According to Willkie’s biographers, his stay in Puerto Rico had a profound effect on his social and moral development. While on the island, Willkie saw the abject poverty of the native Puerto Ricans side by side with the luxurious lifestyles of the owners and managers of the sugar cane plantations and refineries. Willkie’s stay coincided with a brief and very violent peasant uprising, and he witnessed several acts of brutality inflicted on the peasants by the island’s economic masters. He later told an interviewer that his Puerto Rico experience kept him “from thinking like a typical American millionaire.” This self-assessment rings true. Although Willkie’s fame and fortune gave him certain freedoms and privileges not available to everyone, he never reduced his efforts to promote civil rights and civil liberties for all elements of society.
| Law School | TOP |
Willkie left Puerto Rico and returned to IU in the fall of 1915. Although he had been gone for just two years, the social and political activities that so occupied Willkie as an undergraduate were of little concern to him now. He concentrated on his law studies, and resumed just two of his undergraduate extra-curricular activities: the Jackson Club and the debate team.

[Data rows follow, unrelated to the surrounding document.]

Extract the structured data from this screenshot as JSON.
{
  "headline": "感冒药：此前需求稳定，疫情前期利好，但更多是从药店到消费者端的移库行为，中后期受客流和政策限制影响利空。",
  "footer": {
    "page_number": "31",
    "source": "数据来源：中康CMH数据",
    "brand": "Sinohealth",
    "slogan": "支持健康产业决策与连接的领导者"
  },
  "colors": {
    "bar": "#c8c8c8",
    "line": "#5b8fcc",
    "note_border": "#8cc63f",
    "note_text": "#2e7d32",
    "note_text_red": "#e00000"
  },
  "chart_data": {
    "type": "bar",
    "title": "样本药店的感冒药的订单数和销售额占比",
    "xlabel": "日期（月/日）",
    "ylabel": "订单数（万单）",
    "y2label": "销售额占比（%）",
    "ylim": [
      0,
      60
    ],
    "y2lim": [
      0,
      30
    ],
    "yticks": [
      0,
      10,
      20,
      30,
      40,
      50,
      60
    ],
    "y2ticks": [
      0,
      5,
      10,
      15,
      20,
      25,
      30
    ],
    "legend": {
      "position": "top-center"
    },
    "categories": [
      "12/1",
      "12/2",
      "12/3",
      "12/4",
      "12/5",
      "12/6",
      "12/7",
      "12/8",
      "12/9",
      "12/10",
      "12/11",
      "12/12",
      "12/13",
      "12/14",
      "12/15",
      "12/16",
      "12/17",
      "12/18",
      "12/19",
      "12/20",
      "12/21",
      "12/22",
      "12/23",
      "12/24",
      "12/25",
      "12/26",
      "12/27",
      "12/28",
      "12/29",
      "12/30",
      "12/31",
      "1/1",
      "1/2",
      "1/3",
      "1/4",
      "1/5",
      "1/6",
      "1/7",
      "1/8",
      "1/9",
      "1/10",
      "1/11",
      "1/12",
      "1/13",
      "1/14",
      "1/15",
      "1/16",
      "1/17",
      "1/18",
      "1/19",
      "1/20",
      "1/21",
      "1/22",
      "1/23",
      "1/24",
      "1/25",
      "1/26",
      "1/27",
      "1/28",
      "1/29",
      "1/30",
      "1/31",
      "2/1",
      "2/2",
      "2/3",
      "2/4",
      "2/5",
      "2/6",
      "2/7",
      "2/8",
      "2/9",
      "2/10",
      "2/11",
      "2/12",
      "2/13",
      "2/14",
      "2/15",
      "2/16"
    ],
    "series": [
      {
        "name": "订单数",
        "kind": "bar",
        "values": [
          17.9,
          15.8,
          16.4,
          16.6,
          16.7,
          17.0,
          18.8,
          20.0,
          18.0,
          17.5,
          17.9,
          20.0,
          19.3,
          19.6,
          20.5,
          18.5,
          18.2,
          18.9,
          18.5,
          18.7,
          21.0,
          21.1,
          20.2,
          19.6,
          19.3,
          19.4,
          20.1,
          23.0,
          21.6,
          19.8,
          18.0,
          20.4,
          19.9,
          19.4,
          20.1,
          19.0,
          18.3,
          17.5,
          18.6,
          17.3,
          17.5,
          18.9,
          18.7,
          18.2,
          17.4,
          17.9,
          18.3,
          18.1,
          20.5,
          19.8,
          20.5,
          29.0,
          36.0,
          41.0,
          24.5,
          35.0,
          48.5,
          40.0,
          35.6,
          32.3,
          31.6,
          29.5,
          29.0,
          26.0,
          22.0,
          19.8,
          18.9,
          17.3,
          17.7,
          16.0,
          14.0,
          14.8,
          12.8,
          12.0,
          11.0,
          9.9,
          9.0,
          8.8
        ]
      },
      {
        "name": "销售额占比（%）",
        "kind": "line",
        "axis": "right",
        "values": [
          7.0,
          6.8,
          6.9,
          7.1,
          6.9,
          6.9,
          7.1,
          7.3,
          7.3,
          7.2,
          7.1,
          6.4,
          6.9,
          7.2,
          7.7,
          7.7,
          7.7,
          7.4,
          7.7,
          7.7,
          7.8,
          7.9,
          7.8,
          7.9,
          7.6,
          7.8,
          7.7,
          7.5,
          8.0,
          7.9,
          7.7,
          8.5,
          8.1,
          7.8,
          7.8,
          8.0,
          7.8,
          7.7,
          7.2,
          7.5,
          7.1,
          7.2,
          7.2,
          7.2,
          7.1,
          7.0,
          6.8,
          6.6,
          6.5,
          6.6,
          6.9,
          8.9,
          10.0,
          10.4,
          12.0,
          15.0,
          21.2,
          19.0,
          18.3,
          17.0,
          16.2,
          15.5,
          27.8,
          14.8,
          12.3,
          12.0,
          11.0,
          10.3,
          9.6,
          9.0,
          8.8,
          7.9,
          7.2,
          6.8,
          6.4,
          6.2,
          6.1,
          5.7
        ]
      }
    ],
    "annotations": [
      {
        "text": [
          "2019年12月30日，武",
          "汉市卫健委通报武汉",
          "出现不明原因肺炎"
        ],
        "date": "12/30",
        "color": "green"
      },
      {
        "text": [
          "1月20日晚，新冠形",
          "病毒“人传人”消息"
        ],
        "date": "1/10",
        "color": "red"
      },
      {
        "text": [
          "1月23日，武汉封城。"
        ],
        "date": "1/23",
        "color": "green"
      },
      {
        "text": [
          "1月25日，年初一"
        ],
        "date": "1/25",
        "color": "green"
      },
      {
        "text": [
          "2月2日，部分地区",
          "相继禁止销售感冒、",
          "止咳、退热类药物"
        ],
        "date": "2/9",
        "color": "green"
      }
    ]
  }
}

Willkie received two honors for his work in law school. One, his designation as “best all-around student,” came with a 43-volume law encyclopedia. The other, his selection as class orator, came with the opportunity to speak at the law school graduation ceremony. Willkie used the occasion to deliver, according to the IU President, “the most radical speech you ever heard.” In the speech, Willkie called many aspects of the Indiana State Constitution outdated and suggested ways in which it ought to be reformed. One account of the speech (no text exists) has Willkie including a few unflattering comments about the law school and its faculty.
The law school faculty and the justices of Indiana’s Supreme Court sitting in the audience were visibly shocked by Willkie’s words, and as a result, Willkie was privately reprimanded for his performance by the law school administration. Some biographers assert that Willkie did not receive his diploma on the stage that day, instead receiving it several days later in private (along with the reprimand). In any case, it’s clear that the speech strained the relations between Willkie and the law school: Willkie listed no law professors as references when he applied for his first job as a lawyer (for the Firestone Company in Akron, Ohio).
| Post-Graduation | TOP |
Willkie was 24 years old when he graduated from law school in June 1916, and he immediately returned to Elwood to join the family law firm as his brother Robert had done. Everyone in the Willkie family knew that Wendell had no intention of staying long in Elwood, for he had made it clear that he was interested in politics at the state level. For a while though, he was content to gain legal experience handling the types of cases that typically occupy small town attorneys. No records from this time period show that Willkie had any cases that could be called major or even moderately interesting. There is an account, however, of Willkie and his brother Robert winning a good judgement for the victim of a car accident, but little else in the record stands out.
Whatever Willkie’s ultimate career plans were when he returned to Elwood, they were interrupted after less than a year when the United States entered World War I in the spring of 1917. Wendell and his older brother never hesitated in making their decision whether to fight in this war -- the brothers joined the Army as soon as the U.S. Army opened up a recruitment office in Indianapolis.